= 1960s in Bulgaria =

The 1960s in the People's Republic of Bulgaria.

== Incumbents ==

- General Secretary of the Bulgarian Communist Party: Todor Zhivkov (1954–1989)
- Chairman of the Presidium:
  - Dimitar Ganev (1958–1964)
  - Georgi Traykov (1964–1971)
- Prime Minister of Bulgaria:
  - Anton Yugov (1956–1962)
  - Todor Zhivkov (1962–1971)

== Events ==

=== 1960 ===

- June 3–11 – The 1960 European Women's Basketball Championship was held in Sofia.
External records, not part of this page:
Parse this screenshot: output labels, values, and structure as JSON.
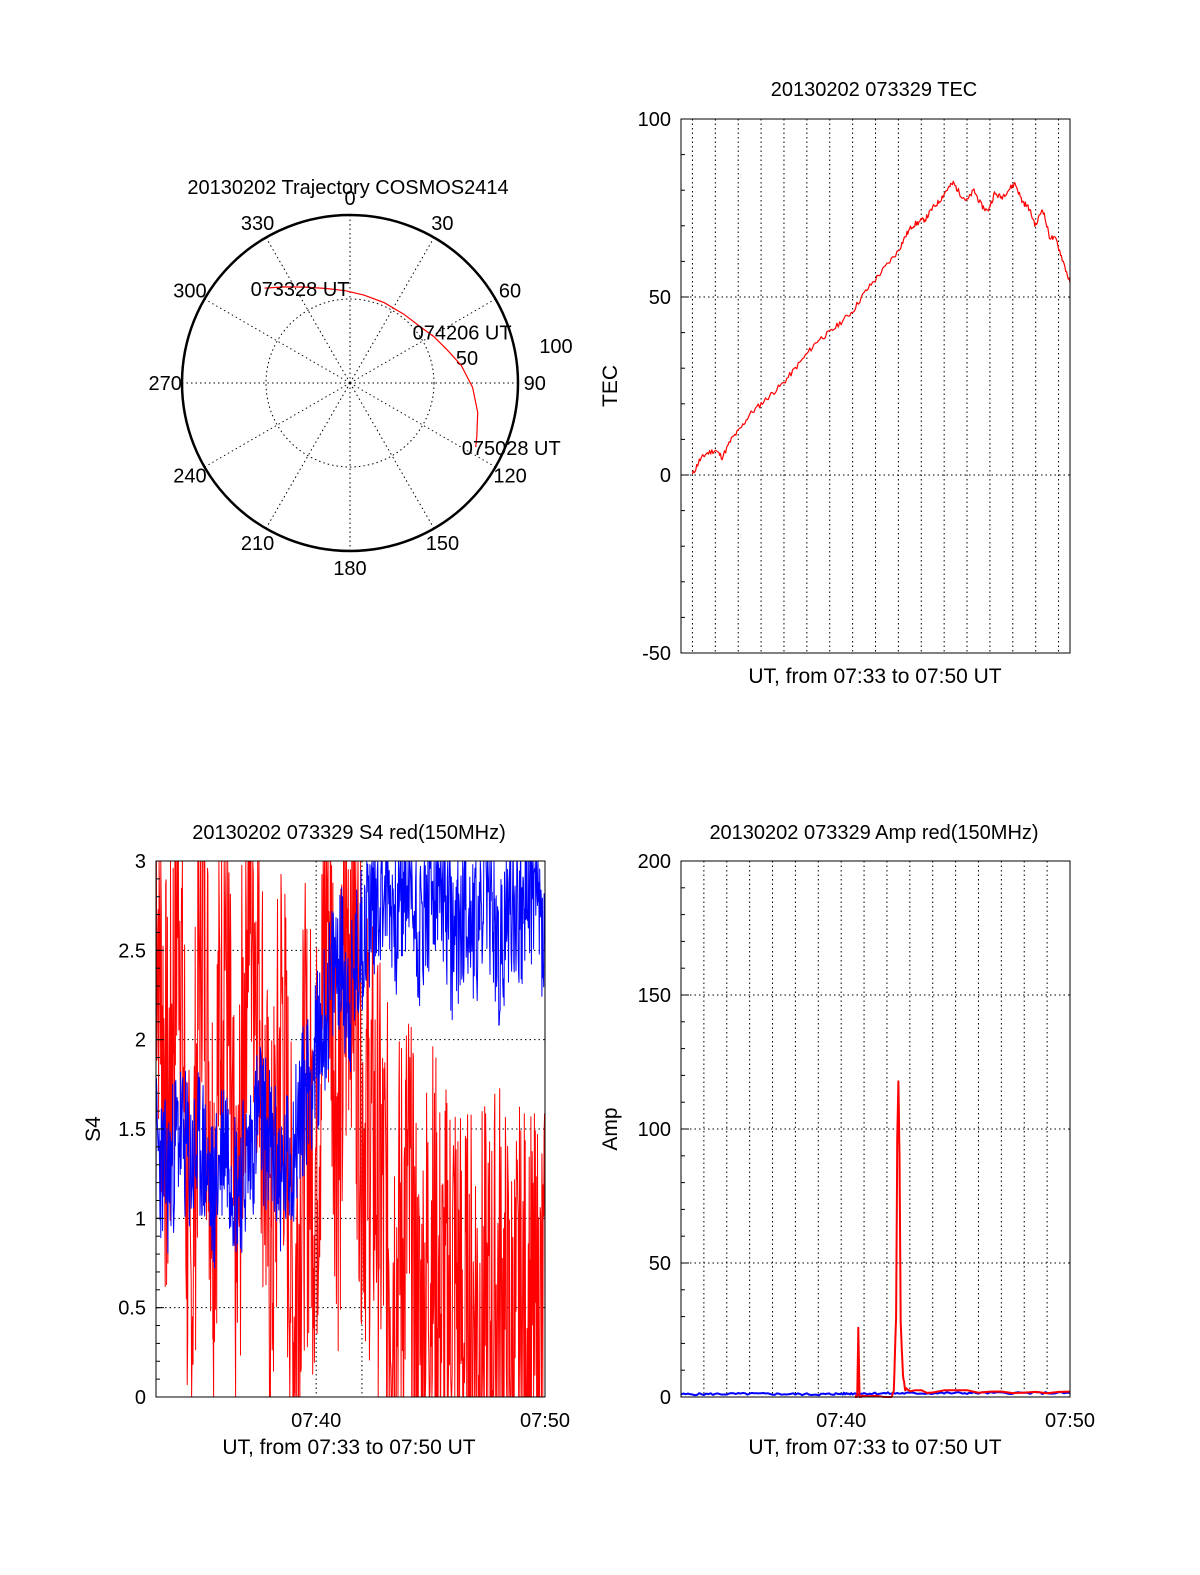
{
  "colors": {
    "red": "#ff0000",
    "blue": "#0000ff",
    "grid": "#000000"
  },
  "chart_data": [
    {
      "type": "polar-trajectory",
      "title": "20130202 Trajectory COSMOS2414",
      "azimuth_labels": [
        "0",
        "30",
        "60",
        "90",
        "120",
        "150",
        "180",
        "210",
        "240",
        "270",
        "300",
        "330"
      ],
      "radial_labels": [
        "50",
        "100"
      ],
      "rlim": [
        0,
        100
      ],
      "grid": true,
      "series": [
        {
          "color": "red",
          "points": [
            {
              "az": 318,
              "r": 76
            },
            {
              "az": 326,
              "r": 69
            },
            {
              "az": 335,
              "r": 63
            },
            {
              "az": 346,
              "r": 58
            },
            {
              "az": 357,
              "r": 55
            },
            {
              "az": 9,
              "r": 53
            },
            {
              "az": 23,
              "r": 52
            },
            {
              "az": 38,
              "r": 52
            },
            {
              "az": 53,
              "r": 54
            },
            {
              "az": 61,
              "r": 57
            },
            {
              "az": 71,
              "r": 61
            },
            {
              "az": 81,
              "r": 67
            },
            {
              "az": 92,
              "r": 73
            },
            {
              "az": 103,
              "r": 78
            },
            {
              "az": 113,
              "r": 82
            },
            {
              "az": 117,
              "r": 84
            }
          ]
        }
      ],
      "annotations": [
        {
          "text": "073328 UT",
          "az": 318,
          "r": 76
        },
        {
          "text": "074206 UT",
          "az": 56,
          "r": 55
        },
        {
          "text": "075028 UT",
          "az": 117,
          "r": 84
        }
      ]
    },
    {
      "type": "line",
      "title": "20130202 073329 TEC",
      "xlabel": "UT, from 07:33 to 07:50 UT",
      "ylabel": "TEC",
      "xlim": [
        33.0,
        50.0
      ],
      "ylim": [
        -50,
        100
      ],
      "yticks": [
        -50,
        0,
        50,
        100
      ],
      "x_gridlines": [
        33.5,
        34.5,
        35.5,
        36.5,
        37.5,
        38.5,
        39.5,
        40.5,
        41.5,
        42.5,
        43.5,
        44.5,
        45.5,
        46.5,
        47.5,
        48.5,
        49.5
      ],
      "grid": true,
      "series": [
        {
          "color": "red",
          "x": [
            33.5,
            33.8,
            34.1,
            34.5,
            34.8,
            35.2,
            35.6,
            36.0,
            36.5,
            37.0,
            37.5,
            38.0,
            38.5,
            39.0,
            39.5,
            40.0,
            40.5,
            41.0,
            41.5,
            42.0,
            42.5,
            42.8,
            43.1,
            43.4,
            43.7,
            44.0,
            44.3,
            44.6,
            44.9,
            45.2,
            45.5,
            45.8,
            46.1,
            46.4,
            46.7,
            47.0,
            47.3,
            47.6,
            47.9,
            48.2,
            48.5,
            48.8,
            49.1,
            49.4,
            49.7,
            50.0
          ],
          "y": [
            0,
            4,
            6,
            7,
            5,
            10,
            13,
            17,
            20,
            23,
            26,
            30,
            34,
            38,
            40,
            43,
            46,
            51,
            55,
            59,
            63,
            67,
            70,
            71,
            72,
            75,
            77,
            80,
            82,
            79,
            77,
            80,
            76,
            74,
            79,
            78,
            80,
            82,
            77,
            75,
            70,
            75,
            67,
            66,
            60,
            54
          ]
        }
      ]
    },
    {
      "type": "line",
      "title": "20130202 073329 S4 red(150MHz)",
      "xlabel": "UT, from 07:33 to 07:50 UT",
      "ylabel": "S4",
      "xlim": [
        33.0,
        50.0
      ],
      "ylim": [
        0,
        3
      ],
      "xticks": [
        {
          "value": 40,
          "label": "07:40"
        },
        {
          "value": 50,
          "label": "07:50"
        }
      ],
      "yticks": [
        0,
        0.5,
        1,
        1.5,
        2,
        2.5,
        3
      ],
      "x_gridlines": [
        40,
        42
      ],
      "grid": true,
      "series": [
        {
          "color": "red",
          "x": [
            33.0,
            33.5,
            34.0,
            34.5,
            35.0,
            35.5,
            36.0,
            36.5,
            37.0,
            37.5,
            38.0,
            38.5,
            39.0,
            39.5,
            40.0,
            40.5,
            41.0,
            41.5,
            42.0,
            42.5,
            43.0,
            43.5,
            44.0,
            44.5,
            45.0,
            45.5,
            46.0,
            46.5,
            47.0,
            47.5,
            48.0,
            48.5,
            49.0,
            49.5,
            50.0
          ],
          "y": [
            3.0,
            1.5,
            3.0,
            0.3,
            3.0,
            1.2,
            2.8,
            0.4,
            3.0,
            2.5,
            0.6,
            2.2,
            0.4,
            1.6,
            1.3,
            2.9,
            1.4,
            2.9,
            1.6,
            1.4,
            1.0,
            0.7,
            1.1,
            0.2,
            0.9,
            0.4,
            0.7,
            0.3,
            0.5,
            0.3,
            0.6,
            0.2,
            0.4,
            0.3,
            0.4
          ]
        },
        {
          "color": "blue",
          "x": [
            33.0,
            33.5,
            34.0,
            34.5,
            35.0,
            35.5,
            36.0,
            36.5,
            37.0,
            37.5,
            38.0,
            38.5,
            39.0,
            39.5,
            40.0,
            40.5,
            41.0,
            41.5,
            42.0,
            42.5,
            43.0,
            43.5,
            44.0,
            44.5,
            45.0,
            45.5,
            46.0,
            46.5,
            47.0,
            47.5,
            48.0,
            48.5,
            49.0,
            49.5,
            50.0
          ],
          "y": [
            1.4,
            1.2,
            1.5,
            1.3,
            1.4,
            1.1,
            1.5,
            1.2,
            1.3,
            1.6,
            1.4,
            1.2,
            1.4,
            1.7,
            1.9,
            2.2,
            2.5,
            2.2,
            2.6,
            2.8,
            2.9,
            2.7,
            2.9,
            2.6,
            2.8,
            2.9,
            2.5,
            2.8,
            2.6,
            2.9,
            2.4,
            2.8,
            2.7,
            2.9,
            2.5
          ]
        }
      ]
    },
    {
      "type": "line",
      "title": "20130202 073329 Amp red(150MHz)",
      "xlabel": "UT, from 07:33 to 07:50 UT",
      "ylabel": "Amp",
      "xlim": [
        33.0,
        50.0
      ],
      "ylim": [
        0,
        200
      ],
      "xticks": [
        {
          "value": 40,
          "label": "07:40"
        },
        {
          "value": 50,
          "label": "07:50"
        }
      ],
      "yticks": [
        0,
        50,
        100,
        150,
        200
      ],
      "x_gridlines": [
        34,
        35,
        36,
        37,
        38,
        39,
        40,
        41,
        42,
        43,
        44,
        45,
        46,
        47,
        48,
        49
      ],
      "grid": true,
      "series": [
        {
          "color": "blue",
          "x": [
            33.0,
            36.0,
            39.0,
            40.6,
            43.0,
            46.0,
            50.0
          ],
          "y": [
            1.0,
            1.2,
            1.0,
            1.3,
            1.4,
            1.5,
            1.5
          ]
        },
        {
          "color": "red",
          "x": [
            40.6,
            40.7,
            40.75,
            40.8,
            40.9,
            42.2,
            42.3,
            42.4,
            42.45,
            42.5,
            42.55,
            42.6,
            42.7,
            42.8,
            43.0,
            44.0,
            46.0,
            48.0,
            50.0
          ],
          "y": [
            0,
            0,
            26,
            0,
            0,
            0,
            2,
            30,
            96,
            118,
            90,
            28,
            8,
            3,
            2,
            2,
            2,
            2,
            2
          ]
        }
      ]
    }
  ]
}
The Soviet Union won the gold medal, Bulgaria won the silver medal, and Czechoslovakia won the bronze medal.
- July 20 – Po sveta i u nas, the flagship Bulgarian news program aired each day on the Bulgarian public television channel BNT 1 and the flagship channel of Bulgarian National Television (BNT), aired its pilot episode.

=== 1961 ===

- The March Music Days, a festival held annually for two weeks in the second half of March in Rousse, Bulgaria, was established.
- The 1961 Summer Universiade (II Summer Universiade), an international sporting event for university students, took place in Sofia.

=== 1962 ===

- 25 February – Parliamentary elections were held in Bulgaria.
- September 15 – October 10 – The 15th Chess Olympiad took place between in Varna.

=== 1963 ===

- September 15 – The St. Cyril and St. Methodius University of Veliko Tarnovo was established.
- The freestyle competition of the 1963 World Wrestling Championships was held in Sofia.

=== 1964 ===

- Srebyrnite grivni, one of the first rock music groups in Bulgaria, was created in Sofia.
- The A.S. Popov School of Electronics in Veliko Tarnovo was founded.
- HC CSKA Sofia, an ice hockey team from Sofia that currently plays in the Bulgarian Hockey League, was founded.

=== 1965 ===

- Officials in the Bulgarian Communist Party and officers in the Bulgarian People's Army attempted a coup d'état against the party leadership and specifically General-Secretary Todor Zhivkov. However, a counter-intelligence operation discovered these plans before the coup could be carried out.
- The 5th European Women's Artistic Gymnastics Championships were held in Sofia.

=== 1966 ===

- February 27 – Parliamentary elections were held in Bulgaria.
- November 24 – TABSO Flight LZ101, a scheduled service of the Bulgarian national airline from Sofia via Budapest and Prague to East Berlin, crashed near Bratislava. The crash, which killed all 82 passengers and crew on board, remains Slovakia's worst air disaster in history.

=== 1968 ===

- July 28 – The 9th World Festival of Youth and Students was held in Sofia. The festival attracted 20,000 people from 138 countries.
- The Mantaritza Biosphere Reserve was established to protect the old coniferous forests and the biotopes of the Western capercaillie (Tetrao urogalus).

=== 1969 ===

- The Bulgarian drama film Tango, directed by Vasil Mirchev, entered into the 6th Moscow International Film Festival.
- 27 – 29 September – The IV World Rhythmic Gymnastics Championships were held in Varna, Bulgaria.

== Births ==

- 1965
  - Iliya Lazarov, Bulgarian member of the European parliament
- 1967
  - Ivan Tasev, Bulgarian volleyball player.
  - Magarditch Halvadjian, Bulgarian director and producer.